TRIBUNNEWS.COM - Masa penantian Cristiano Ronaldo dan Al Nassr untuk menjadi juara Liga Arab Saudi akhirnya berakhir musim ini.
Hal itu terjadi setelah Al Nassr dinobatkan sebagai juara Liga Arab Saudi musim ini dengan poinnya yang tak mungkin bisa terkejar dari para pesaingnya.
Rasa lega jelas terbersit di benak Cristiano Ronaldo.
Sebagai kapten, ikon, sekaligus panutan di Al Nassr, ia akhirnya bisa memberikan bukti nyata soal kemampuannya di atas lapangan.
Setelah menunggu kurang lebih tiga tahun, Ronaldo akhirnya bisa mempersembahkan trofi bergengsi bagi Al Nassr.
Baca juga: Kasihan Karim Benzema Diejek Bos Al Ittihad, Gegara Al Nassr Juara Liga Arab Saudi!
Ia bisa membawa Al Nassr lepas dari bayang-bayang Al Hilal, Al Ittihad, dan Al Ahli yang selama ini bergantian menjadi batu sandungan.
Setelah menunggu beberapa saat, akhirnya Cristiano Ronaldo memberikan kesan-kesannya mengantar Al Nassr ke tangga juara.
Ia mengungkapkannya melalui media sosial pribadinya, termasuk postingan di X.
CR7 bangga bisa membuat Al Nassr menjuarai kompetisi domestik yang selalu diikuti setiap tahun.
Namun ia lebih bangga lagi dengan penggemar Al Nassr yang selalu mendampingi tim dalam keadaan susah atau pun senang.
"Nassrawis (penggemar Al Nassr), benar-benar musim yang luar biasa," buka Ronaldo.
"Sejak hari pertama, kami tahu kami benar-benar menginginkan ini dan tahu apa yang diperlukan untuk bisa mencapainya."
"Kami bekerja, bertarung, dan memberikan segalanya di setiap sesi latihan dan pertandingan."
"Ini bukan jalan yang mudah, tetapi kita semua berhasil melakukannya bersama."
"Terima kasih karena selalu percaya kepada kami dan berada di samping kami selangkah demi selangkah," paparnya.
Gelar musim ini menjadi trofi Liga Arab Saudi ke-11 sepanjang sejarah Al Nassr.
Menariknya, sejak memasuki era 2000-an, Al Nassr sebenarnya tidak terlalu dominan dibanding rival-rivalnya.
Klub asal Riyadh itu tercatat baru empat kali menjadi juara Liga Arab Saudi dalam 25 tahun terakhir.
Empat gelar tersebut hadir pada musim 2013/2014, 2014/2015, 2018/2019, dan kini 2025/2026.

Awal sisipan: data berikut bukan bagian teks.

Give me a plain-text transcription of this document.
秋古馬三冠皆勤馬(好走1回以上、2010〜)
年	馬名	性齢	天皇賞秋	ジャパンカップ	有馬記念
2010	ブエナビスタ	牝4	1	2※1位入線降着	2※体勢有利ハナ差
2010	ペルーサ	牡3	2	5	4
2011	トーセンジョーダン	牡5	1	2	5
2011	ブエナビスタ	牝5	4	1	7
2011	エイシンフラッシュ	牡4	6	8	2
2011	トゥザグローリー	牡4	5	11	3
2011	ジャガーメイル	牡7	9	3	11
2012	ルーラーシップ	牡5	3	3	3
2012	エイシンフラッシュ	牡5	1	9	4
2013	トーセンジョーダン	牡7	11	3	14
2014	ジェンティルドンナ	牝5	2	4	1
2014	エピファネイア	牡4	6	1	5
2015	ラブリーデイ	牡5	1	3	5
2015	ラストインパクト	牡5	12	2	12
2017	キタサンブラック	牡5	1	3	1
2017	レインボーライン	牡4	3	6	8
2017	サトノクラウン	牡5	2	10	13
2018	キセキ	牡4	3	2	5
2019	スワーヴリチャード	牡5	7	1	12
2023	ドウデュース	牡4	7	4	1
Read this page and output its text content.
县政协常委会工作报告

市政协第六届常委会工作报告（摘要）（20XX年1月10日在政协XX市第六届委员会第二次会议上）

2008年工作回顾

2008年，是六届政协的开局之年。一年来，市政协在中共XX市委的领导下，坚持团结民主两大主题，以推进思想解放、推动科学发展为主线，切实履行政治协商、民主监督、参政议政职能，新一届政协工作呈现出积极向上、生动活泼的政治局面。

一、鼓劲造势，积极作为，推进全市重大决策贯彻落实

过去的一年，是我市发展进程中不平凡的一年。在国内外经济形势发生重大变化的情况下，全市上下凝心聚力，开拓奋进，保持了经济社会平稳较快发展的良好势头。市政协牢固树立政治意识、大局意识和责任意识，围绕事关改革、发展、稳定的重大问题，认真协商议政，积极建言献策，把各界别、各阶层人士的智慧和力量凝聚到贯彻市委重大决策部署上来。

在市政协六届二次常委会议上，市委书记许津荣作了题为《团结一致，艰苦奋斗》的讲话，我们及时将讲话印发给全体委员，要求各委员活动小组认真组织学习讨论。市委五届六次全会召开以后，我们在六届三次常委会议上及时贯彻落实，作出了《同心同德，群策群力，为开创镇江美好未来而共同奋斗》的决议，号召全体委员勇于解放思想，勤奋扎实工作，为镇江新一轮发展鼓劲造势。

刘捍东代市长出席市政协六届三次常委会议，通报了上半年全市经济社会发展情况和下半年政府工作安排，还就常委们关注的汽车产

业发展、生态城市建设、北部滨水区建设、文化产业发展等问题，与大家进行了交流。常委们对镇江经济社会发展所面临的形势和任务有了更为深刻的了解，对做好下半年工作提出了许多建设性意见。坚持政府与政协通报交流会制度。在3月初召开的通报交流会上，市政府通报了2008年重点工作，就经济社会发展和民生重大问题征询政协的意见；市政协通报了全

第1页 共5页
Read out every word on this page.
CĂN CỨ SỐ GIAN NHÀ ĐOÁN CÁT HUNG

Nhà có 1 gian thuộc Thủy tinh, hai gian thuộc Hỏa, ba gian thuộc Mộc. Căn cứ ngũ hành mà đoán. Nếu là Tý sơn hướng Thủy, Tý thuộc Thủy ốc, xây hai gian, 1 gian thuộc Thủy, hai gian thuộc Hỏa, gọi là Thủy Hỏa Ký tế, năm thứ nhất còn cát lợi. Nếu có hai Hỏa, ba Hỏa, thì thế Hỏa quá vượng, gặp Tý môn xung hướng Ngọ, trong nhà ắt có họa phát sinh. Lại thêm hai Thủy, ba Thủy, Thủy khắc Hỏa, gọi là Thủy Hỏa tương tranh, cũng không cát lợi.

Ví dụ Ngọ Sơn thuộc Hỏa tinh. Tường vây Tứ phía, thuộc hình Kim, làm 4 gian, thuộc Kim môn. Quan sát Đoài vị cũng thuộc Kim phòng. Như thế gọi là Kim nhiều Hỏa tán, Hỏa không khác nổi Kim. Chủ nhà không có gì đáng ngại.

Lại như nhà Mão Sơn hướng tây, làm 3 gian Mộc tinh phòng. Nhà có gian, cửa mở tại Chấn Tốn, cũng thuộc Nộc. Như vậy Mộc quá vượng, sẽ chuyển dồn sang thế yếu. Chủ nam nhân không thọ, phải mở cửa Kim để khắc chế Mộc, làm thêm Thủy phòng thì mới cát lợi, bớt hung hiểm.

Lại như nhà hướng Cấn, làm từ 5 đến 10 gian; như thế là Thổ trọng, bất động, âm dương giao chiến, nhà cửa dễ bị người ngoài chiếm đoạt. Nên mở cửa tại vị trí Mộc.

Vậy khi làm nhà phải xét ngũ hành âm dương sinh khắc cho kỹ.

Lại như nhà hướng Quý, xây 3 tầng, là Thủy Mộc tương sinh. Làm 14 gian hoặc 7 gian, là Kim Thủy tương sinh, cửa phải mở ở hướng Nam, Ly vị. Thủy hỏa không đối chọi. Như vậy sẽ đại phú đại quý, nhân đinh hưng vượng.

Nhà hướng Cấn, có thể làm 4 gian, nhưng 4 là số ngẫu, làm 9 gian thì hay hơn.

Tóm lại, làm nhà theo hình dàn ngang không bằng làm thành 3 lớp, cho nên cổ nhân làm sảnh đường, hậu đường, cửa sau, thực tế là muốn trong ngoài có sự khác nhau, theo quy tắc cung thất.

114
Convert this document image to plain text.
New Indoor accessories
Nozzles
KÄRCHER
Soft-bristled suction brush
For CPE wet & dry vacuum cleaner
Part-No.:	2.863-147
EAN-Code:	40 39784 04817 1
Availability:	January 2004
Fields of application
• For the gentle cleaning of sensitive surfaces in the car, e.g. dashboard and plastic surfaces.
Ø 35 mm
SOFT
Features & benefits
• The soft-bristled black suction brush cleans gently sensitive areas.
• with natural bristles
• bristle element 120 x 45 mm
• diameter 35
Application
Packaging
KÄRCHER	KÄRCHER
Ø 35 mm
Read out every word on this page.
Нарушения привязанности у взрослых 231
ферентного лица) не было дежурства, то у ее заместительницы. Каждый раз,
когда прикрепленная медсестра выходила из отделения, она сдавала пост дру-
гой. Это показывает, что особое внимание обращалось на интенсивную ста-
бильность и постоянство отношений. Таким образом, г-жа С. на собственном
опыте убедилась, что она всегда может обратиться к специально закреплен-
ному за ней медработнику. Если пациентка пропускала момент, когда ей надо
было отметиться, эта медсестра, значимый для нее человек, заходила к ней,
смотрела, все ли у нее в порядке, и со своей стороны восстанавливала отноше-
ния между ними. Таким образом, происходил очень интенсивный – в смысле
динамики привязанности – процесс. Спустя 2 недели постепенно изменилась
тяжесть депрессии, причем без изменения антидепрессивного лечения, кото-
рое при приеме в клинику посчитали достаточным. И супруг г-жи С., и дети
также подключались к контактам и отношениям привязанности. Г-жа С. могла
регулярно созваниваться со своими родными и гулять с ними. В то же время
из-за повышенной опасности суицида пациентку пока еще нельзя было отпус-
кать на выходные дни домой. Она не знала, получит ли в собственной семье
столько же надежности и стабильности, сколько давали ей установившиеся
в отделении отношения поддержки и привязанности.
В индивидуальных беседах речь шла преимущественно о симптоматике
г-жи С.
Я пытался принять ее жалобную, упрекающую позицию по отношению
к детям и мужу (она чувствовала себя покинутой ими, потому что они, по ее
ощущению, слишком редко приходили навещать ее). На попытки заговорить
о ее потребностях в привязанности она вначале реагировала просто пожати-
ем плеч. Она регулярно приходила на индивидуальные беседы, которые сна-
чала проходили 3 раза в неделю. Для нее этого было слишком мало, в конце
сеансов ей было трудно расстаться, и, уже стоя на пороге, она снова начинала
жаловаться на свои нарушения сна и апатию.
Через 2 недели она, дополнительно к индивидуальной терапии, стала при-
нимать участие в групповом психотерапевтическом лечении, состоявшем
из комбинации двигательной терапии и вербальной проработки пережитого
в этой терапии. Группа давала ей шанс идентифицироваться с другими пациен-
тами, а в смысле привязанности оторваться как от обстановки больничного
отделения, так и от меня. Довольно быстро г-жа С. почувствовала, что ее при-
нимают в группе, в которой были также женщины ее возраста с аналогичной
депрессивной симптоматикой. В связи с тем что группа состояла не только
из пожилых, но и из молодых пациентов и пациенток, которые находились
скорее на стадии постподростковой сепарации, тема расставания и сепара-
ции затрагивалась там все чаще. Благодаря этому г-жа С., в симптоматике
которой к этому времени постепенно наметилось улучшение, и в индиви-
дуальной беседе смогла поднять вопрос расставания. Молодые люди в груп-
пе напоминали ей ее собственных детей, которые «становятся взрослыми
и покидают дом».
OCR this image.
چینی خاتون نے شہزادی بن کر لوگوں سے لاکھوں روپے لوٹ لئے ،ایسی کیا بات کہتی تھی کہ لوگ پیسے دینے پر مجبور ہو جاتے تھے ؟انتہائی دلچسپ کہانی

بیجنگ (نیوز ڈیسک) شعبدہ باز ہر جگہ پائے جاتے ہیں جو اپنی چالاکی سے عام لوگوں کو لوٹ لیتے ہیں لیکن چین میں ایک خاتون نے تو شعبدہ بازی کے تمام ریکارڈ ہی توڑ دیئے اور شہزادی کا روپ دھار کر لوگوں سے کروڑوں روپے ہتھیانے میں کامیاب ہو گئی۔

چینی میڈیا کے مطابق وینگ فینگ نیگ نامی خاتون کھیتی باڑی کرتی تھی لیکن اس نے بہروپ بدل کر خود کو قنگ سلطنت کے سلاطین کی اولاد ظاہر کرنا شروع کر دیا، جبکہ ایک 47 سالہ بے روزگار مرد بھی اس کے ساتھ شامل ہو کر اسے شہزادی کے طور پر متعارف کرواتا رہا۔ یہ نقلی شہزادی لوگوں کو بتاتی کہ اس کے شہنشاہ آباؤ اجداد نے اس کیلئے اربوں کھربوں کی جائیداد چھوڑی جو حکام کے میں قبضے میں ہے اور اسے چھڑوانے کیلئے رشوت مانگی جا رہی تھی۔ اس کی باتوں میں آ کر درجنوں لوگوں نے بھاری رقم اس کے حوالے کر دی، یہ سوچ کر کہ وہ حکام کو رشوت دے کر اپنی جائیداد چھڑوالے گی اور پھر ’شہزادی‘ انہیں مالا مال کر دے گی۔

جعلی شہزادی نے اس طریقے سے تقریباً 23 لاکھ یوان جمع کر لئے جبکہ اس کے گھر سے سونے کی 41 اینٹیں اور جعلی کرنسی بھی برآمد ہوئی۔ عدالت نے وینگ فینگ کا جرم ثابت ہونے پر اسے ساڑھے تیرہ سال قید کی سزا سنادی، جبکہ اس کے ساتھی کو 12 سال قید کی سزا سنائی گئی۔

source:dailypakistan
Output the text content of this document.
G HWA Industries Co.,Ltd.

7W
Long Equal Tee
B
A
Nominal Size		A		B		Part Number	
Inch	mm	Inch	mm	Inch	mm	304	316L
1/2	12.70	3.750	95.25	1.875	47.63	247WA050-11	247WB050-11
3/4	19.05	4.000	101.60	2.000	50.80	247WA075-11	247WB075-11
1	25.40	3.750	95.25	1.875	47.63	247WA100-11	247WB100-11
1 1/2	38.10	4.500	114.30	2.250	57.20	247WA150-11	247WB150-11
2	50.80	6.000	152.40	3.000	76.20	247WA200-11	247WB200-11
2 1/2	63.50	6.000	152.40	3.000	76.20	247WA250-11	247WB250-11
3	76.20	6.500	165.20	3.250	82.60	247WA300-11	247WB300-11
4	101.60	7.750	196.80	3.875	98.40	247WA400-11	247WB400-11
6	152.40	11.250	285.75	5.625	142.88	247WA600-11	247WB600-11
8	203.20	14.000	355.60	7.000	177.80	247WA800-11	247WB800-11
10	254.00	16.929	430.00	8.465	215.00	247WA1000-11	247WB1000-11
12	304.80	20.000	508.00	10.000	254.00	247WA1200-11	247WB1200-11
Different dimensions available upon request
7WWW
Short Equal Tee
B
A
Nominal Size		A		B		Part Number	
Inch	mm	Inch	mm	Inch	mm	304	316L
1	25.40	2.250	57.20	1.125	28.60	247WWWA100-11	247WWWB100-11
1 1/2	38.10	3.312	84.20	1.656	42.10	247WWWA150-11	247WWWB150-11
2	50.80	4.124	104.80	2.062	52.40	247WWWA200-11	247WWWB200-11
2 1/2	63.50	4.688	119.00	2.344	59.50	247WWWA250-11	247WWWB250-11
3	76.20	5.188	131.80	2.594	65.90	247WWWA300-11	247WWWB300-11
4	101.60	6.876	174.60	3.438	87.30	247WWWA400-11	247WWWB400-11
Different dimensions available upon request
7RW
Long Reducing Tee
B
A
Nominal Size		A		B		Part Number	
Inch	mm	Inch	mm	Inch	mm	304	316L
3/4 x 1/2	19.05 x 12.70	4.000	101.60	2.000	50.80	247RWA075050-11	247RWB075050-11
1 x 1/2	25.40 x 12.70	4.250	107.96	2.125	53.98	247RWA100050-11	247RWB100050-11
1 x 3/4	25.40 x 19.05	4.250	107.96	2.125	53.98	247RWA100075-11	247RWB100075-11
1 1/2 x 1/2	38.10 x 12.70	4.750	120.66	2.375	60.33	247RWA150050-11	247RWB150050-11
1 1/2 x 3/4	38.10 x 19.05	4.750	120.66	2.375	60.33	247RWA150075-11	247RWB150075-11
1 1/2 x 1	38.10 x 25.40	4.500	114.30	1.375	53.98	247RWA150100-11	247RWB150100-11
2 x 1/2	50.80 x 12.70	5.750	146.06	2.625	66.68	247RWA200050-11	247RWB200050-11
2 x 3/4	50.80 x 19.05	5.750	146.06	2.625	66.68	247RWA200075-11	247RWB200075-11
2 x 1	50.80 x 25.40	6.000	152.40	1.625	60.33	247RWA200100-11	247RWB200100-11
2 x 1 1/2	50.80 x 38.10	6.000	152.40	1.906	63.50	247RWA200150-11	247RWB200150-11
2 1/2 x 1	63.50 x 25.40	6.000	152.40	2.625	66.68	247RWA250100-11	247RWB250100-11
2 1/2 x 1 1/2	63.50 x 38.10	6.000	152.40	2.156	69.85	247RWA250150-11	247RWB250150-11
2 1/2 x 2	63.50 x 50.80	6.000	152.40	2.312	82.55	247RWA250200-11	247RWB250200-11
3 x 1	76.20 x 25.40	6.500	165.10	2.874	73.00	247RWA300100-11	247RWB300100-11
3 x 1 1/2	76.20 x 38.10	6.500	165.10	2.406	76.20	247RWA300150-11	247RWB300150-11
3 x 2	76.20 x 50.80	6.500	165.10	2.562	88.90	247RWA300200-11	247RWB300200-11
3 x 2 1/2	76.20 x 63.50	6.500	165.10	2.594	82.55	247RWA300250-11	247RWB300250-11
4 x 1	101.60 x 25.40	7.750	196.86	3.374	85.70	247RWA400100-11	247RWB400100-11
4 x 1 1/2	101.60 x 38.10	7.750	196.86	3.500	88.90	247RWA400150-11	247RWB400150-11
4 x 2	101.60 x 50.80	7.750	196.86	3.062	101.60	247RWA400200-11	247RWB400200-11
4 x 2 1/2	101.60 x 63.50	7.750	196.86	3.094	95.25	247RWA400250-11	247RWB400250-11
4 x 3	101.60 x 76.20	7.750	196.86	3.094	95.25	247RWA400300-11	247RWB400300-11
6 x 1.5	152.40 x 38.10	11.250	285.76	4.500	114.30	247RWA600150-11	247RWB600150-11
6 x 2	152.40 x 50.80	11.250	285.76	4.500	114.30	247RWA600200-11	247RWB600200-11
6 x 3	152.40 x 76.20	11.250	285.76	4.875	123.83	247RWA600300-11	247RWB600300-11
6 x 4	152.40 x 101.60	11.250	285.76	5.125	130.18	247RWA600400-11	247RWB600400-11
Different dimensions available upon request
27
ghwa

Keberhasilan musim ini sekaligus mengakhiri dominasi Al Hilal dan Al Ittihad dalam beberapa tahun terakhir.
Al Hilal sendiri masih menjadi penguasa Liga Arab Saudi sepanjang masa.
Klub berjuluk Al-Zaeem tersebut telah mengoleksi 21 gelar liga, hampir dua kali lipat dibanding Al Nassr.
Bahkan Al Hilal sempat mencatat hattrick juara secara beruntun pada musim 2019/2020, 2020/2021, dan 2021/2022.
Sementara itu, Al Ittihad yang musim lalu keluar sebagai juara justru mengalami penurunan performa drastis musim ini.
Tim asal Jeddah tersebut hanya mampu finis di posisi kelima klasemen akhir.
Kepergian beberapa pemain penting seperti Karim Benzema dan N'Golo Kante disebut menjadi salah satu faktor utama merosotnya performa Al Ittihad musim ini.
Terlepas dari itu, Al Ittihad menjadi tim tersubur kedua setelah Al Hilal di Liga Arab Saudi.
Al Ittihad tercatat sudah mengoleksi 14 trofi liga, unggul tiga gelar dari Al Nassr.